UPDATE 10:51 a.m.
From NorthWestern Energy:
Report outages and damaged and downed power lines by calling the NorthWestern Energy Montana Customer Service line, 888-467-2669 or online.
Every call and online report helps our crews and operators know how large the outage is to diagnose the potential scale and cause of the outage.
Once the cause and impact of a power outage is diagnosed, our Distribution Dispatch Center calls in crews and dispatches them to repair any damaged equipment and get the power flowing again.
UPDATE 10:21 a.m.
Officials want residents surrounding the North Hills burn scar area in the Helena valley to be aware that they should be monitoring changing weather conditions, with potential for flooding through the weekend.
This summer’s wildfire resulted in a loss of vegetation and left the ground charred and unable to absorb water, creating conditions for flash flooding and possibly debris flows. Debris flows are fast-moving, powerful mixtures of mud, rocks and trees.
Worby McNamee, a DNRC Floodplain Specialist, said it’s important that residents living near the North Hills burn scar to have a flood evacuation plan and consider the following steps:
· Keep extra drinking water on hand. Flooding can compromise local water systems.
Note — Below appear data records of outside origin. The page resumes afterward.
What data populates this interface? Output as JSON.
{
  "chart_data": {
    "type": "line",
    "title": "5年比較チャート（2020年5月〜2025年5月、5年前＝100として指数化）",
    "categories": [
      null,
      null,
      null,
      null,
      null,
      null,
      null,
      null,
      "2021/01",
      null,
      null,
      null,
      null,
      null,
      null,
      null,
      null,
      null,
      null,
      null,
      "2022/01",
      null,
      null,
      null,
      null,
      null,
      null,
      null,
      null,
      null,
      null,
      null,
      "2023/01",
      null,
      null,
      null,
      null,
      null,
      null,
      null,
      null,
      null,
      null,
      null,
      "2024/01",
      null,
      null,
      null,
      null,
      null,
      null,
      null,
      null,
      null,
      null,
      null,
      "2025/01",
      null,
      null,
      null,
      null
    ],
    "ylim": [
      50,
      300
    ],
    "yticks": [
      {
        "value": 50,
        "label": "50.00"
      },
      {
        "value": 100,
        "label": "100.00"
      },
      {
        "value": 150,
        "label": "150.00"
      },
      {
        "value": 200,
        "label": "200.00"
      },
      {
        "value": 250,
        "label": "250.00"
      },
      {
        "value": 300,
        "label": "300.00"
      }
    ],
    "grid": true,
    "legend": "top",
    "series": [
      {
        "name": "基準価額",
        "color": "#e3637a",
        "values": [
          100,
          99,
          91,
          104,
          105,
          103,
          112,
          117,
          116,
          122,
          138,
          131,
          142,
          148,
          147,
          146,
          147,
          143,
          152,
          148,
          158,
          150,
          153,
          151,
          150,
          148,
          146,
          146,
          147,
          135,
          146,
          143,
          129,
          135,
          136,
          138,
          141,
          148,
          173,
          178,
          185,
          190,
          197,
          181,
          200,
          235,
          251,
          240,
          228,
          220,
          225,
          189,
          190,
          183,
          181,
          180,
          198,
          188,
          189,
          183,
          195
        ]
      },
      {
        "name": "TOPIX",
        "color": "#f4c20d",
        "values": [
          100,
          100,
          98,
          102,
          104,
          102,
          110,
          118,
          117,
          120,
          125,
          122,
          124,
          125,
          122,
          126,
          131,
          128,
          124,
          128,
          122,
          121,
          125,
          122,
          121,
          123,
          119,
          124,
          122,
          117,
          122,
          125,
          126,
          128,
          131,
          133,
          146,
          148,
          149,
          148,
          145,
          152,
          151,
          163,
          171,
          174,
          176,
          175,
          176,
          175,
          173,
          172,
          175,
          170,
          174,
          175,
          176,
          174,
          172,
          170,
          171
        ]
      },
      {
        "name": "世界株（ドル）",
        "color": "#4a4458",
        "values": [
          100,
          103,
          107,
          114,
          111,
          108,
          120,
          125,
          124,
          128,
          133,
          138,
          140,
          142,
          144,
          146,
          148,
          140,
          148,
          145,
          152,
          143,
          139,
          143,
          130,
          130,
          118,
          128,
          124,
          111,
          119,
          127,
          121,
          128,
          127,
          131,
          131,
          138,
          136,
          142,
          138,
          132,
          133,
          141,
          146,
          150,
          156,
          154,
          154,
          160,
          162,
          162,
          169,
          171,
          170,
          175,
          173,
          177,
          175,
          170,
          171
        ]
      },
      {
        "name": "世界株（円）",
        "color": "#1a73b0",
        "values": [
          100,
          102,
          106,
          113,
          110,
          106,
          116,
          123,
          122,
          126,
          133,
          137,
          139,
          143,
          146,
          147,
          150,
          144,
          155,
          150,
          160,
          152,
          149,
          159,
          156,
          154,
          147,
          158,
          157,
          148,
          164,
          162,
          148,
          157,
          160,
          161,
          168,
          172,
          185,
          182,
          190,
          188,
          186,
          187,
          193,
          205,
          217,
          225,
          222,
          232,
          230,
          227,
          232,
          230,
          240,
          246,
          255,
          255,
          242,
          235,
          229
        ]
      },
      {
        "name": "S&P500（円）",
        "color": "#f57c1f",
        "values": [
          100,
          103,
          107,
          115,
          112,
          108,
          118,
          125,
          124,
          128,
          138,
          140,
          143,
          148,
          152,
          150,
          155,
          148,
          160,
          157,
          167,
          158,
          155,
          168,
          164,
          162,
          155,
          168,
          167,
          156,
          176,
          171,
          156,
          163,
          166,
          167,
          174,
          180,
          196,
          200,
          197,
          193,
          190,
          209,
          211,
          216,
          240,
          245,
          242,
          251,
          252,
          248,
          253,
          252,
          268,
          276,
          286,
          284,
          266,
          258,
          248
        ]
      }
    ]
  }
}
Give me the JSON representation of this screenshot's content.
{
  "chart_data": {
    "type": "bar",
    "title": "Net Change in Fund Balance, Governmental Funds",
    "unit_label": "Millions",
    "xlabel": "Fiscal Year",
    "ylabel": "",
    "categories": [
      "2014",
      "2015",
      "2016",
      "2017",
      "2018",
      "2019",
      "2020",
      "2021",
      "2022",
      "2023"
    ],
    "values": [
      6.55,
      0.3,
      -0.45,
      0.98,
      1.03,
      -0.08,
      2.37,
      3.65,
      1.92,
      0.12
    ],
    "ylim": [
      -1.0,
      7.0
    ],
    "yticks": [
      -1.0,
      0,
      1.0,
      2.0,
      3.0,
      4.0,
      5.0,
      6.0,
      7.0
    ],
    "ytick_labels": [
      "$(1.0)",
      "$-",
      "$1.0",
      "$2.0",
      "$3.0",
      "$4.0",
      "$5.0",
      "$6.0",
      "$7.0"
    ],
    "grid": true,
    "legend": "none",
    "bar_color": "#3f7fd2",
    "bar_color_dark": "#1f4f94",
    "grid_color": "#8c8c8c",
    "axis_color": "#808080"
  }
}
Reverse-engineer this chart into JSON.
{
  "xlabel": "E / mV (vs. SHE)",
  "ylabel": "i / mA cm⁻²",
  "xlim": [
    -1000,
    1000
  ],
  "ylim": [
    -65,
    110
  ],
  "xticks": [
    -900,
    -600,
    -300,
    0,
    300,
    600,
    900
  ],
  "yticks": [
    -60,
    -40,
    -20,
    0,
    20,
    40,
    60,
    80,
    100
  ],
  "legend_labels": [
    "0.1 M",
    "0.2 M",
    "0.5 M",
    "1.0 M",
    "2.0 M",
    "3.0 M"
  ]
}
· Always obey road closure signs and barricades. Never drive around barricades and remember, Turn Around, Don’t Drown.
· Report any flooding to local authorities immediately.
A rare September snowstorm is bearing down on western Montana.
The National Weather Service has issued a Winter Storm Watch for the central and southern portions of Lewis and Clark County from late tonight through Sunday. Forecasters are calling for anywhere from 10-to-18 inches of snow, with higher accumulations in the mountains.
Heavy, wet snow is also expected for parts of the Flathead, Mission, Missoula, and Bitterroot valleys. Those areas could see between 1 and 4 inches of snow.
Overnight lows tomorrow and Sunday should drop to the teens and 20s.
The city of Helena is preparing for the worst, and is anticipating snow-covered streets and downed trees.
Once the snow starts falling, city officials say plow crews will begin 12-hour shifts to keep roads clear and will continue to work as needed.
For immediate road hazards, call 911. But if there is a non-emergency transportation issue, you can call the dispatch line at 447-1566.
The wet, heavy snow loads anticipated can also cause damage to trees, particularly when they’ve still got lots of leaves. This can result in broken limbs or even downed trees.
If there is a street blockage, officials ask that you call 911.
For trees affecting power lines, the point of contact should be Northwest Energy, at 467-2669.
It is important to note that the City Parks department is only involved with city boulevard and park trees. Trees on private property must be handled by the property owner.
And we aren’t the only ones who are anticipating a winter-like event over the next few days.
The Idaho panhandle and northwestern Wyoming are also preparing for the storm.
Meanwhile, just a bit south, there are red flag warnings and concerns for potential wildfires.
Weather service officials say the storm could be ‘’a historically significant early season snow event.’’
Up to 3 feet of snow and blizzard conditions are forecast for the plains along Montana's Rocky Mountain Front.
Meanwhile, high wind and low humidity prompted weather service officials to issue fire danger warnings in central and southeastern Wyoming yesterday.
They say any fire that develops will likely spread rapidly.